Mr Boulton told the second Annual Utilities and Infrastructure Conference that New Zealand's small size and limited resources meant it needed to align its regulatory regimes more in favour of long-term infrastructure investment.
This investment then provides the fundamental foundation for leveraging and stimulating the broader business development, which in turn would provide the basis for the Government focus on economic growth.
"The only way to upgrade multi-billion dollar networks for electricity infrastructure will be with funding from the broader financial community, through a combination of both equity and debt capital markets," he said.
"To attract that funding away from other international markets, New Zealand needs a regulatory regime which is certain, stable, long-term focussed and rewarding."
Mr Boulton said that one part of Government was trying to achieve 'stretch' economic outcomes with an understandable and laudable focus on growth, yet on the other hand the strong regulatory supporters in their midst were setting about the development of a regulatory policy which disincentivises ongoing investment.
"It seems we are lost in the swamp of regulatory illusion - an illusion that in the short term will produce a scenario of "being in control" but in the long term will only succeed in killing off asset investment."
He said if this illusion becomes reality, New Zealand will have the most expensive and invasive regulatory environment, and at the same time an asset infrastructure that is strangled for funds - a double whammy, where consumers will be the ultimate losers.
"We're trying to replicate regulatory regimes in Europe and elsewhere that cost tens of millions of dollars to operate in order to bring about 'theoretically competitive' markets in a country which can sometimes only sustain single operators in some regional markets."
Mr Boulton said the regulatory costs being imposed on New Zealanders had accelerated markedly in the past two to three years. In some parts of the lines sector alone we have seen regulatory, related business compliance, and utility rating costs increase by more than 20 fold in three years.
At the same rate of increase, these regulatory costs will soon equate to a large percentage of a lines company's direct maintenance costs - an almost unprecedented cost imposition.
Mr Boulton said consumers will ultimately pay for these hidden costs. At the present time consumers are not seeing these hidden taxes.

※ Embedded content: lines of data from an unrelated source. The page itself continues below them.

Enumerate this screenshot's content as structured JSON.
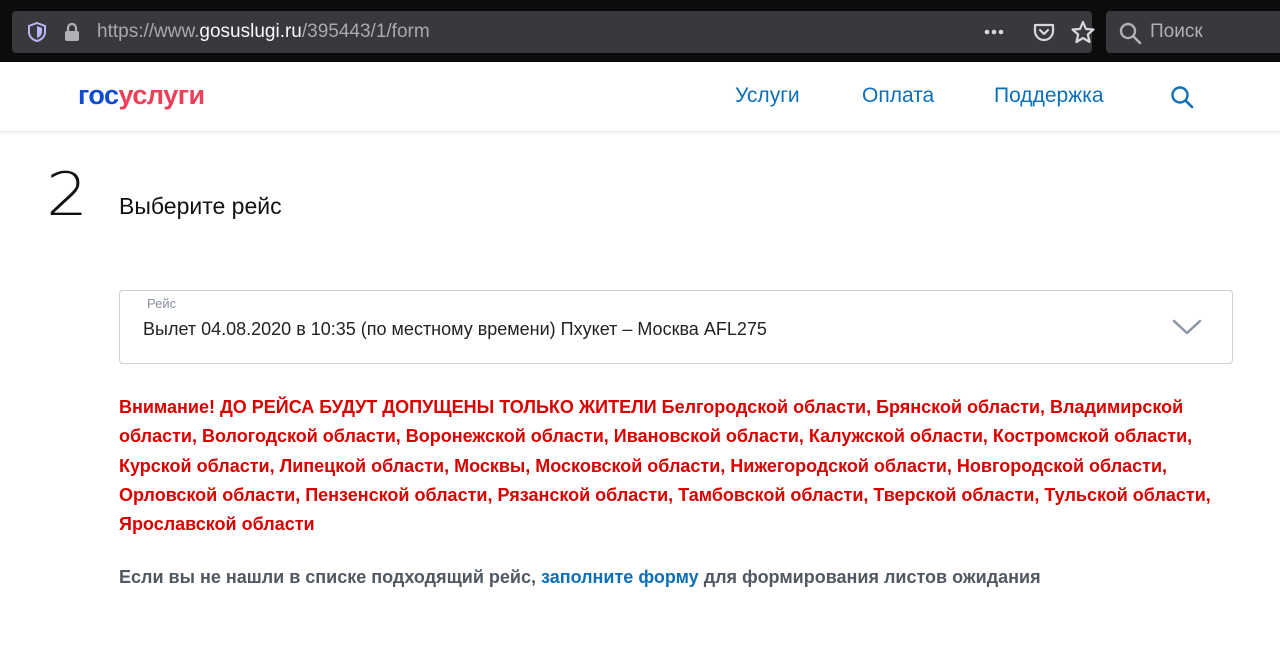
{
  "browser": {
    "url_prefix": "https://www.",
    "url_host": "gosuslugi.ru",
    "url_path": "/395443/1/form",
    "search_placeholder": "Поиск"
  },
  "header": {
    "logo_gos": "гос",
    "logo_uslugi": "услуги",
    "nav": [
      "Услуги",
      "Оплата",
      "Поддержка"
    ],
    "colors": {
      "logo_blue": "#0d4cd3",
      "logo_red": "#ee3f58",
      "link": "#0d6fb8"
    }
  },
  "step": {
    "number": "2",
    "title": "Выберите рейс"
  },
  "flight_select": {
    "label": "Рейс",
    "value": "Вылет 04.08.2020 в 10:35 (по местному времени) Пхукет – Москва AFL275"
  },
  "warning": {
    "text": "Внимание! ДО РЕЙСА БУДУТ ДОПУЩЕНЫ ТОЛЬКО ЖИТЕЛИ Белгородской области, Брянской области, Владимирской области, Вологодской области, Воронежской области, Ивановской области, Калужской области, Костромской области, Курской области, Липецкой области, Москвы, Московской области, Нижегородской области, Новгородской области, Орловской области, Пензенской области, Рязанской области, Тамбовской области, Тверской области, Тульской области, Ярославской области",
    "color": "#d90000"
  },
  "wait_note": {
    "before": "Если вы не нашли в списке подходящий рейс, ",
    "link": "заполните форму",
    "after": " для формирования листов ожидания"
  }
}
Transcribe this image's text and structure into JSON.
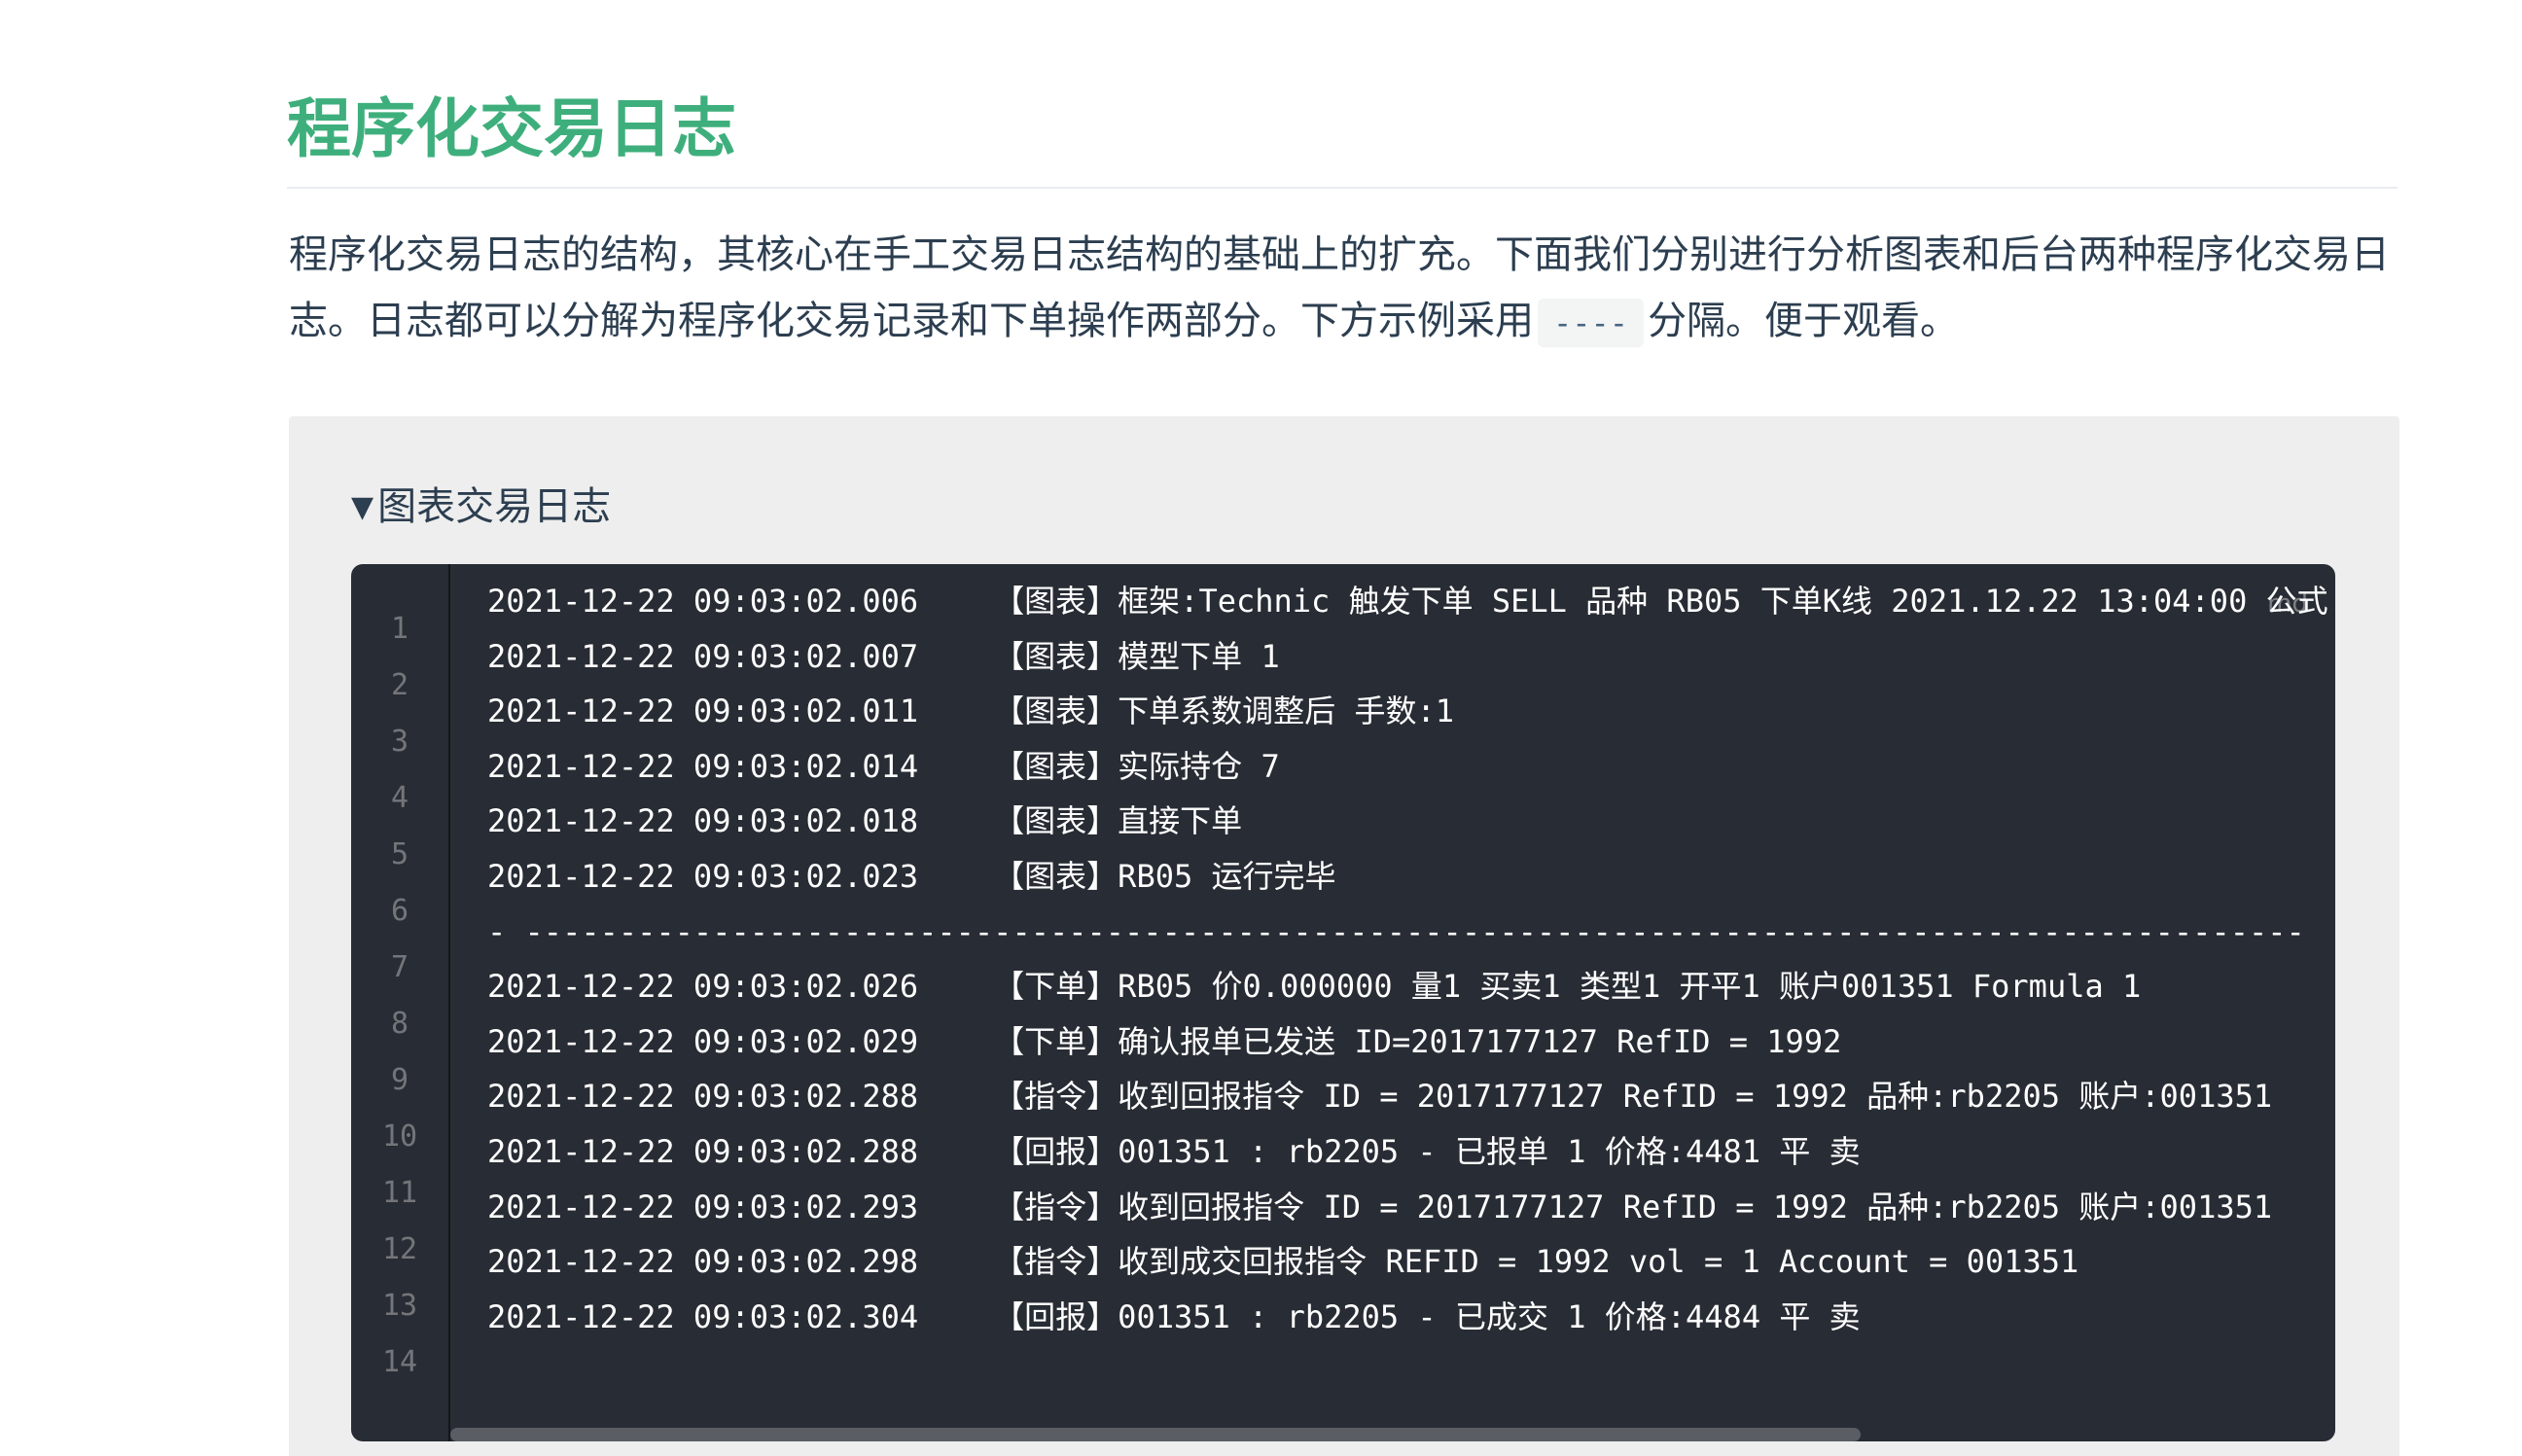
{
  "page": {
    "title": "程序化交易日志",
    "intro_before_code": "程序化交易日志的结构，其核心在手工交易日志结构的基础上的扩充。下面我们分别进行分析图表和后台两种程序化交易日志。日志都可以分解为程序化交易记录和下单操作两部分。下方示例采用",
    "intro_code": "----",
    "intro_after_code": "分隔。便于观看。"
  },
  "details": {
    "summary": "图表交易日志",
    "triangle_icon": "triangle-down-icon"
  },
  "code": {
    "language": "md",
    "line_numbers": [
      "1",
      "2",
      "3",
      "4",
      "5",
      "6",
      "7",
      "8",
      "9",
      "10",
      "11",
      "12",
      "13",
      "14"
    ],
    "lines": [
      "2021-12-22 09:03:02.006    【图表】框架:Technic 触发下单 SELL 品种 RB05 下单K线 2021.12.22 13:04:00 公式",
      "2021-12-22 09:03:02.007    【图表】模型下单 1",
      "2021-12-22 09:03:02.011    【图表】下单系数调整后 手数:1",
      "2021-12-22 09:03:02.014    【图表】实际持仓 7",
      "2021-12-22 09:03:02.018    【图表】直接下单",
      "2021-12-22 09:03:02.023    【图表】RB05 运行完毕",
      "- -----------------------------------------------------------------------------------------------",
      "2021-12-22 09:03:02.026    【下单】RB05 价0.000000 量1 买卖1 类型1 开平1 账户001351 Formula 1",
      "2021-12-22 09:03:02.029    【下单】确认报单已发送 ID=2017177127 RefID = 1992",
      "2021-12-22 09:03:02.288    【指令】收到回报指令 ID = 2017177127 RefID = 1992 品种:rb2205 账户:001351",
      "2021-12-22 09:03:02.288    【回报】001351 : rb2205 - 已报单 1 价格:4481 平 卖",
      "2021-12-22 09:03:02.293    【指令】收到回报指令 ID = 2017177127 RefID = 1992 品种:rb2205 账户:001351",
      "2021-12-22 09:03:02.298    【指令】收到成交回报指令 REFID = 1992 vol = 1 Account = 001351",
      "2021-12-22 09:03:02.304    【回报】001351 : rb2205 - 已成交 1 价格:4484 平 卖"
    ]
  },
  "colors": {
    "title": "#3eaf7c",
    "text": "#2c3e50",
    "code_background": "#282c34",
    "details_background": "#eeeeee"
  }
}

"The burden that regulatory creep is placing on lines companies has no quantified public benefit - in fact no national economic cost / benefit test or regulatory assessment was ever applied before the regulatory regime was designed," he said.
Mr Boulton said it was interesting that a recent paper from New Zealand Treasury highlights the importance of 'quality regulation' and the need to conduct regulatory impact assessments, which includes identifying the problem in the first instance.
He said a better use of scarce financial resources would be to invest in improving the networks to meet customers' growing needs for digital-age electricity supply rather than focus on regulation.
"We can have either the world's leading regulatory design or we can have ongoing investment in electricity infrastructure. But we can't have both," said Mr Boulton.
"Somebody must make the hard call - which of the
two is more important for the good of New Zealanders and our
economy - regulation or investment?" he said.